A great discovery that occurred to me in 2012 was the tangible link that exists between the order of my space, the order of my time, and what I manage to achieve.
I was one of those disorganized youngsters who would always argue with my parents when asked to clean my room. I’d live among the mess and convince myself that I didn’t mind. I’d tell myself that I knew where everything was when I needed to find it.
As I moved into college and had to start living with other people, I found myself struggling to break my disorganized habits. A series of severely disorganized roommates finally caused me to break habits that stretched back into my earliest years. For a time, I became compulsive about cleaning my kitchen, my room, and my car.
The incredible thing that I discovered was that the more I maintained a very specific order in my space, the more I felt that compulsion toward orderliness and organization move into the structuring of my time. Suddenly my to-do lists became more immediately accomplishable. I’d awaken earlier than usual in my clean space. I’d begin my day charging through the things that I needed to get done. I’d find time to eat a healthy meal, to bike to class instead of driving, to write that extra article.
So naturally it followed that the increase in order of my time meant that I was accomplishing more as a result.
I won’t pretend to have a substantial hypothesis for the causality of this chain of events. It could just be incidental. It could be exclusive to the way that my personality works. All I know is that throughout 2012 I began making order a significant priority.
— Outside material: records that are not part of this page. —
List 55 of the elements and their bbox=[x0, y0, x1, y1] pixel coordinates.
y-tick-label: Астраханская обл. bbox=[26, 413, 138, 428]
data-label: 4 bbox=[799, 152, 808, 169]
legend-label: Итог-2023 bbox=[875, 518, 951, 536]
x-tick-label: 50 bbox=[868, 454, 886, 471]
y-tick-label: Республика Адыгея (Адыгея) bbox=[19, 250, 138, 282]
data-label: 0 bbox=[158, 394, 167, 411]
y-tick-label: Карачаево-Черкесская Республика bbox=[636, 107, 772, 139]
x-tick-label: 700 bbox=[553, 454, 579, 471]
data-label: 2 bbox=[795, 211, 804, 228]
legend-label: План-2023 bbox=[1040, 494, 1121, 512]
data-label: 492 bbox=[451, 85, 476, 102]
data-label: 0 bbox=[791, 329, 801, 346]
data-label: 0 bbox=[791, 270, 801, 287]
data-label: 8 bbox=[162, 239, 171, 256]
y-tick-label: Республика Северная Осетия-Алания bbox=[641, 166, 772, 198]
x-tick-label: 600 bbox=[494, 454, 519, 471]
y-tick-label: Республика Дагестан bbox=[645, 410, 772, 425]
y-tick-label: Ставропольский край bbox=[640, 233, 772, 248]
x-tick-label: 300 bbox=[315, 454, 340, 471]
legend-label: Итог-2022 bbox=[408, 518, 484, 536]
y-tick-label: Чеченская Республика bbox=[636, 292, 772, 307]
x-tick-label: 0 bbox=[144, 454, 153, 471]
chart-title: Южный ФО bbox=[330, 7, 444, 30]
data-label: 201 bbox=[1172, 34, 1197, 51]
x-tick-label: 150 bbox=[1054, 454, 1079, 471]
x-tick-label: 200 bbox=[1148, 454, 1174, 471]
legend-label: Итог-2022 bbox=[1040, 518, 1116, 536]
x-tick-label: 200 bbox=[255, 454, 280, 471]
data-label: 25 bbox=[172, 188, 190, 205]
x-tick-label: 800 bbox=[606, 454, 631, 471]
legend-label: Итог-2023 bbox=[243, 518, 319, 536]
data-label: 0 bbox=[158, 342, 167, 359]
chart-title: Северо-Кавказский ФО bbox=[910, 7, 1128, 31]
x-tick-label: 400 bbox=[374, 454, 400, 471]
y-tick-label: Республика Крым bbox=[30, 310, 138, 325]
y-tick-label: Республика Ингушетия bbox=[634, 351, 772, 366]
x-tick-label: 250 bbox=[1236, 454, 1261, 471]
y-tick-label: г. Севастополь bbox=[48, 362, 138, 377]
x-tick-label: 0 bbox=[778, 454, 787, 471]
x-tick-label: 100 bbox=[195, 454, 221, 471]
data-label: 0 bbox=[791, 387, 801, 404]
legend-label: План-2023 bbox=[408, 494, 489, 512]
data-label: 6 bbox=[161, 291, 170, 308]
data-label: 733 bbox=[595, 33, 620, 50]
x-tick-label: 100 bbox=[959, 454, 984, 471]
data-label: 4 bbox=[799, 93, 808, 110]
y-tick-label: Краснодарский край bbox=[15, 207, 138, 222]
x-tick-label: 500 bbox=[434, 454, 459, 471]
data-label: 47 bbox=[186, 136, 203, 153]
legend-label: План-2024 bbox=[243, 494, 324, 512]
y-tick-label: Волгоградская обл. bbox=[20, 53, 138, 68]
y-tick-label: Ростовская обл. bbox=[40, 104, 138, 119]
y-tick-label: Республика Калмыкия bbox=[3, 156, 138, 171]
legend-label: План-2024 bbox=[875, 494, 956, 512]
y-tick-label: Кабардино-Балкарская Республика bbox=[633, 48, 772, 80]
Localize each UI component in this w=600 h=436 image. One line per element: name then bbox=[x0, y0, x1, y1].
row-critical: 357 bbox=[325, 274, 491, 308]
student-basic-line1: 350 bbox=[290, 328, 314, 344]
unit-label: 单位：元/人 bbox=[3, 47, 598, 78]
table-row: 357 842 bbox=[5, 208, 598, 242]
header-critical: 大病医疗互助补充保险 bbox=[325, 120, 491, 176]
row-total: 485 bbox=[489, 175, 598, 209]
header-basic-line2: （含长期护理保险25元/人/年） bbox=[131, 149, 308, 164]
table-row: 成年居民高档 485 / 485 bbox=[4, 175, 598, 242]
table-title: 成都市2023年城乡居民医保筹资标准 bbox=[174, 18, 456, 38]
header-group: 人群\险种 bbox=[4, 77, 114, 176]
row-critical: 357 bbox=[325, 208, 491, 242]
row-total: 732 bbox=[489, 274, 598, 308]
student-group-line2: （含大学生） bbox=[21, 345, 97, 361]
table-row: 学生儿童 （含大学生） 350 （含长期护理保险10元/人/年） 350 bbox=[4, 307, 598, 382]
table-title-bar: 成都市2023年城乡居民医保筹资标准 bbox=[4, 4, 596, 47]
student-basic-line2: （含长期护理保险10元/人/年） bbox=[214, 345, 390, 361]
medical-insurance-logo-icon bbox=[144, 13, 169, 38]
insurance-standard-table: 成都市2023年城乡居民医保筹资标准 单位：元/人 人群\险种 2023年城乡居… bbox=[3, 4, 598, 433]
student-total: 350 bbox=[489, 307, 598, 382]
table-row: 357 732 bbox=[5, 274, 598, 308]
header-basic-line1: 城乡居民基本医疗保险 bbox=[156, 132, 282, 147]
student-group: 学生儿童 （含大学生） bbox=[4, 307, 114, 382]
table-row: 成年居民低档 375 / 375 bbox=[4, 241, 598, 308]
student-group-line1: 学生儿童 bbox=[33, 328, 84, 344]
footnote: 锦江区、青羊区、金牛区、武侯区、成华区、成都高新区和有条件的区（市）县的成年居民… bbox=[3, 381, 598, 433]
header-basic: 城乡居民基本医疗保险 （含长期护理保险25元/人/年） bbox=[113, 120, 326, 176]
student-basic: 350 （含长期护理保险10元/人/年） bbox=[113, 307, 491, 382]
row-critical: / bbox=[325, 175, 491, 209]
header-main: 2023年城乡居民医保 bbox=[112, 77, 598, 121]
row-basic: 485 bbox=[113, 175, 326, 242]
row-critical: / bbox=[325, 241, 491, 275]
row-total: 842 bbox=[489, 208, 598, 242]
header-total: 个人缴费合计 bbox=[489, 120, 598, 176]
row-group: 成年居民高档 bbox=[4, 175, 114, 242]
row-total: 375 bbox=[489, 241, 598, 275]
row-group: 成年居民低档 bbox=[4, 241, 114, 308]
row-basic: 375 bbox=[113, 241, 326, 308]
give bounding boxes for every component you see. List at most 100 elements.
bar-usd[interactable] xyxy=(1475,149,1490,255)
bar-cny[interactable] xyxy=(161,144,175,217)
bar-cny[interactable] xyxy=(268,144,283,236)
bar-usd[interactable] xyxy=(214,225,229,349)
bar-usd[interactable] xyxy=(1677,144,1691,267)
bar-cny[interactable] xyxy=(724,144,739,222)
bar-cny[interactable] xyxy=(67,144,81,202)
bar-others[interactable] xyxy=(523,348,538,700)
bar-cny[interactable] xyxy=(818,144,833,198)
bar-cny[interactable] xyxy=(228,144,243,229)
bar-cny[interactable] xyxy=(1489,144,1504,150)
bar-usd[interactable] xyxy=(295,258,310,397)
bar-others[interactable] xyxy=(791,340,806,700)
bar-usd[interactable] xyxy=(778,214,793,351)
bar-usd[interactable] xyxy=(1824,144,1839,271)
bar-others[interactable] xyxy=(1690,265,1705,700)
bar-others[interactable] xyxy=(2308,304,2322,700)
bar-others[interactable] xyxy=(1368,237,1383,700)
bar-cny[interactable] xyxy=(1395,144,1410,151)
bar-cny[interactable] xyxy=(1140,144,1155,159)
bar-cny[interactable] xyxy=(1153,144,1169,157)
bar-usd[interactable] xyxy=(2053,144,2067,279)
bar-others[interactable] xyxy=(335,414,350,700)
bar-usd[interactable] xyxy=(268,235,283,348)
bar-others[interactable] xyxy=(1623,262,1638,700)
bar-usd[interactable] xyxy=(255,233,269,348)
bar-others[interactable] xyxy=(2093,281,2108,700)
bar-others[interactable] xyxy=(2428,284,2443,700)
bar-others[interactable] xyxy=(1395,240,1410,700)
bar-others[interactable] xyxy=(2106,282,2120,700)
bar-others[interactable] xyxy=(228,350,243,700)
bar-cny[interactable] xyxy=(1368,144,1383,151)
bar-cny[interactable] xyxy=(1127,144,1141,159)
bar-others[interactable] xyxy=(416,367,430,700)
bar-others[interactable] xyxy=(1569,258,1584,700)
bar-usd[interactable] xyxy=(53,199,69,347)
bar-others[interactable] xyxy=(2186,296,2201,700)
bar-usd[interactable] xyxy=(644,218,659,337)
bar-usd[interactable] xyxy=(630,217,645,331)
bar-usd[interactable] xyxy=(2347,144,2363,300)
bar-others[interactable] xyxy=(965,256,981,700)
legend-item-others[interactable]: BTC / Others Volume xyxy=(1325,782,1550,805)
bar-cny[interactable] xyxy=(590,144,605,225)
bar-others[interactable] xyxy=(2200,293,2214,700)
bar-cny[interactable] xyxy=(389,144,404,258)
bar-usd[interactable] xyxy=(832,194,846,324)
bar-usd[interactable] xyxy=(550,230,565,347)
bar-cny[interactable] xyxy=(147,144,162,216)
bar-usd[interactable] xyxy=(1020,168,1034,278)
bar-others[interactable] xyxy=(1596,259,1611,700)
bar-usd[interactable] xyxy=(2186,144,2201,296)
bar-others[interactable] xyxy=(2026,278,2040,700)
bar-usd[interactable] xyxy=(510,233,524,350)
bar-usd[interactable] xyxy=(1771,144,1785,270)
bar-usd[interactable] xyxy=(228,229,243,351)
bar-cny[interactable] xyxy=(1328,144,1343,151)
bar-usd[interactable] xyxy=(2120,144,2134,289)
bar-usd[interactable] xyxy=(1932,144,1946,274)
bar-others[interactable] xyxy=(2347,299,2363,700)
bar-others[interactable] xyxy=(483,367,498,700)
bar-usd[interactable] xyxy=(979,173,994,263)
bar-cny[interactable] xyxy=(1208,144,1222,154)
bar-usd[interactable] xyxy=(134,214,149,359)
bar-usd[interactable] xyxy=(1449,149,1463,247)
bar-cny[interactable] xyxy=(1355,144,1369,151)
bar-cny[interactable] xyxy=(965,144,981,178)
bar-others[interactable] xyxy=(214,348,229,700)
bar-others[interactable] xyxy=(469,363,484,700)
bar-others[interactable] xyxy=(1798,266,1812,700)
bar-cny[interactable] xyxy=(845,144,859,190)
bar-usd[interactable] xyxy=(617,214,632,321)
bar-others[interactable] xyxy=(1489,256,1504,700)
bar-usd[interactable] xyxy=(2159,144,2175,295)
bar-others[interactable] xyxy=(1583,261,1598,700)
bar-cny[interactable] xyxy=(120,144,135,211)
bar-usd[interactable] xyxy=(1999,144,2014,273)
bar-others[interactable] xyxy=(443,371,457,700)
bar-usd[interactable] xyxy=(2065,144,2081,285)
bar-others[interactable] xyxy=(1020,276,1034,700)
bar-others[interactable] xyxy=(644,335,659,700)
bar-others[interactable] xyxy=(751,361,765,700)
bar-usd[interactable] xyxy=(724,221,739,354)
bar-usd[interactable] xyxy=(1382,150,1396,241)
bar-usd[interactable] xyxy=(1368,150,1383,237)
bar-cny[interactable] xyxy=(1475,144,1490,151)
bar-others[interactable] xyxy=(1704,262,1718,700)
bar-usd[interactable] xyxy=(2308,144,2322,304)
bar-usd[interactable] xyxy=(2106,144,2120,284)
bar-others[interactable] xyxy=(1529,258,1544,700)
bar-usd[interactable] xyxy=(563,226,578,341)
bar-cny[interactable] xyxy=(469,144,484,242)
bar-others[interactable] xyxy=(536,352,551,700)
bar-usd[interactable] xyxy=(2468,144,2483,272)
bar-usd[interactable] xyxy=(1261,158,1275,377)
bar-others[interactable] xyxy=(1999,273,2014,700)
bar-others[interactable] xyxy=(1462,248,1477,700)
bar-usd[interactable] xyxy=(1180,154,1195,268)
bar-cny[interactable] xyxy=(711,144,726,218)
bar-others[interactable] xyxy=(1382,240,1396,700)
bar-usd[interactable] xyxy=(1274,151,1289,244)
It was something that I was very interested in cultivating on a daily and hourly basis rather than only periodically – when things got just too messy.
And I think, as a definite result. I accomplished more in 2012 than in almost any year previous. I was also generally happier.
I think at the essence of order – as simple as it may be – as minimally invasive as it may be – is the idea that you are exercising control over one area of your life.
The act of exercising that control, reshaping that one area of your life, the organization of your things within the space you live, seems to reinforce your feeling of general competence to reshape any part of the world – to sculpt with your time a pathway into which you can accomplish anything you set your mind to.
Maybe this is an elaborate justification for the philosophical significance of something as mundane as cleaning my room. I don’t know.
When I look back on my year and how satisfied I am with how it developed, I must believe there is something essentially relevant to my choice to be more concentrated on organization. Inside that organization, I am convinced I made room for peace and quiet to develop. I gave myself room to breathe, and grow.